Tidak seperti biasa pagi itu ketika menoleh ke sebelah kanan kedua bola mataku menangkap sebuah bendera yang melambai-lambai lambat dengan banyak bagian-bagian yang terlipat karena hanya salah satu sisi saja yang ditali pada tiangnya (eh tentu saja salah satu sisi yang ditali pada tiang, kalau kedua sisi namanya bukan bendera tentunya ya, jadi spanduk he..he..). Karena bagian-bagian bendera banyak terlipat dari kejauhan aku sempat mengeja susunan huruf-huruf yang terdiri dari huruf T, huruf A, dan huruf I pada bendera tersebut. Setelah dekat dan melewati bendera tersebut ternyata ada tulisan salah satu nama partai politik. Huruf-huruf yang aku lihat tersebut ternyata adalah suku kata terakhir dari kata partai yang suku kata awalnya tak tampak wajah hurufnya karena bendera partai tersebut agak terlipat.
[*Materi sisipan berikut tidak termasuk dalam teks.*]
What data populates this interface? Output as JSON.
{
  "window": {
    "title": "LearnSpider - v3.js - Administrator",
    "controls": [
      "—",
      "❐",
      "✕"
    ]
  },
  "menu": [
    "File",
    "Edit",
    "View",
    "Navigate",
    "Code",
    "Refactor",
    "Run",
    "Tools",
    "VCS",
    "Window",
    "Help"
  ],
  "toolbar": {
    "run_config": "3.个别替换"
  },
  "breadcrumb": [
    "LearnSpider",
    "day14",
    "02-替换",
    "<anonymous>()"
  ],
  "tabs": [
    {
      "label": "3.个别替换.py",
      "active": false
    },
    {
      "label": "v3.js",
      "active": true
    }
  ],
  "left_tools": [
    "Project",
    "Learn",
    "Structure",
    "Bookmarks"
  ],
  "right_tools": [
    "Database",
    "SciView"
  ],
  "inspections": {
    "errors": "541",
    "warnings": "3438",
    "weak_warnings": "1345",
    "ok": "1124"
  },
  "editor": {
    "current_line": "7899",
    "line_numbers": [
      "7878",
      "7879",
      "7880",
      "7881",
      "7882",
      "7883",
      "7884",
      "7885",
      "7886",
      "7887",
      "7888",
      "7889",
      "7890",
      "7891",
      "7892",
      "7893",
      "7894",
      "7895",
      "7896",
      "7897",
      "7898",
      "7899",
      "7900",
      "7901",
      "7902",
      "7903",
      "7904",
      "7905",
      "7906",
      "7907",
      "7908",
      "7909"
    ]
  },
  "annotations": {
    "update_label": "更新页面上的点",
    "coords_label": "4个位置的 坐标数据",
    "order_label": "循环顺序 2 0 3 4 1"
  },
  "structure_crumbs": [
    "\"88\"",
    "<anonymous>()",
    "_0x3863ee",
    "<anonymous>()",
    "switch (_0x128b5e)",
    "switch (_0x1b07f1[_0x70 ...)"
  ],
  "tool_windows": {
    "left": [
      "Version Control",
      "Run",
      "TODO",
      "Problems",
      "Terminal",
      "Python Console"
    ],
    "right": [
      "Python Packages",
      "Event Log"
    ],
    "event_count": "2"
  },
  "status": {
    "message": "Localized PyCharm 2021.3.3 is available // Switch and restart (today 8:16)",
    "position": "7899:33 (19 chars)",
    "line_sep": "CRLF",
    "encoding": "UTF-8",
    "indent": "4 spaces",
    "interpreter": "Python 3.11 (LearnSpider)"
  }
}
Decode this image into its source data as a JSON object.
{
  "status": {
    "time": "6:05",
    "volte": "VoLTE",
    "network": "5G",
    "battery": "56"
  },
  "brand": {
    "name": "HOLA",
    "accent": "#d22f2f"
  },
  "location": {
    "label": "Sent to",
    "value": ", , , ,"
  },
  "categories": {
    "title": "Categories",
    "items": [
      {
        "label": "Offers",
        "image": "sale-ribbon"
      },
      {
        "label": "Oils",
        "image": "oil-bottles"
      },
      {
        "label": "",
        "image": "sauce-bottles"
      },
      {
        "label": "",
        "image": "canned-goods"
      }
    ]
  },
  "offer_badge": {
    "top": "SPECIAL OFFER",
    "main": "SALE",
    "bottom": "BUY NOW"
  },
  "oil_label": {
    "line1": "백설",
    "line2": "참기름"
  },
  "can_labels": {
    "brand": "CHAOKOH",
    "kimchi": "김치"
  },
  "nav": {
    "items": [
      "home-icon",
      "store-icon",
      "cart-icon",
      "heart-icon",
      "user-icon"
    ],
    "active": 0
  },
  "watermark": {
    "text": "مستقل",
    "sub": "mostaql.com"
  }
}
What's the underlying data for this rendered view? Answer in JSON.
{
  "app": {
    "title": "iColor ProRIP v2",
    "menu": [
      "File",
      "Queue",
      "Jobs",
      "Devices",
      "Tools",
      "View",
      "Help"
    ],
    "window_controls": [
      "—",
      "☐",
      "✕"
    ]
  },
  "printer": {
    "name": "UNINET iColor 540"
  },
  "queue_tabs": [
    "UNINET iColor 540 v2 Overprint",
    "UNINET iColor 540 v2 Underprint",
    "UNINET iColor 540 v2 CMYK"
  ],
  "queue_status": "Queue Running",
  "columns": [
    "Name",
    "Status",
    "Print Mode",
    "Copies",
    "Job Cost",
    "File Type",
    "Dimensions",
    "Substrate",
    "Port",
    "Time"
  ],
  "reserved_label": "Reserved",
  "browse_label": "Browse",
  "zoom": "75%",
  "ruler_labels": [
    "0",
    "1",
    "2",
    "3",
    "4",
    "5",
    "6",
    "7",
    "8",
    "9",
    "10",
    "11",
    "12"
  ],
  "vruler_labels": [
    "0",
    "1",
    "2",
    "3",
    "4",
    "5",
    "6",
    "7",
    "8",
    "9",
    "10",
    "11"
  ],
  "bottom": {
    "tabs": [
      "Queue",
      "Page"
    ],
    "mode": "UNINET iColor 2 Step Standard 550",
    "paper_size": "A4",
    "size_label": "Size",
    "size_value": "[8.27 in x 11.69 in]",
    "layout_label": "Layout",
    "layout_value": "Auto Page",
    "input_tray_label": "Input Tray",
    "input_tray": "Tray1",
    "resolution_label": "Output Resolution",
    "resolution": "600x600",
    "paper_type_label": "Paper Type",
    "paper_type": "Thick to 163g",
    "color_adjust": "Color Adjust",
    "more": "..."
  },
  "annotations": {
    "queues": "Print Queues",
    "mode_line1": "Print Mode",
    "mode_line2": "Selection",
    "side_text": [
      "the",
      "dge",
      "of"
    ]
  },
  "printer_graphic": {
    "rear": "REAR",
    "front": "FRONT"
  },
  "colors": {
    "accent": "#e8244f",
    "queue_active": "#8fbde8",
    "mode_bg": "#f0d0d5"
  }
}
Setelah peristiwa tersebut benakku pun tiba-tiba mengkaji dan berimajinasi, ternyata saya baru sadar bahwa kata partai ternyata terdiri dari dua suku kata. Salah satu suku katanya tepatnya suku kata yang terakhir yang sempat aku baca dalam perjalanan tersebut (mohon maaf) ternyata pengucapan suku kata terakhir tersebut menurut aku seperti mengarahkan kita kepada sesuatu yang dianggap sampah, jorok, atau apalah dan tentunya bila segala sesuatu yang diasosiakan dengan kata tersebut merupakan hal yang tidak menyenangkan, mengecewakan umpatan dan sederet makna negatif lainnya.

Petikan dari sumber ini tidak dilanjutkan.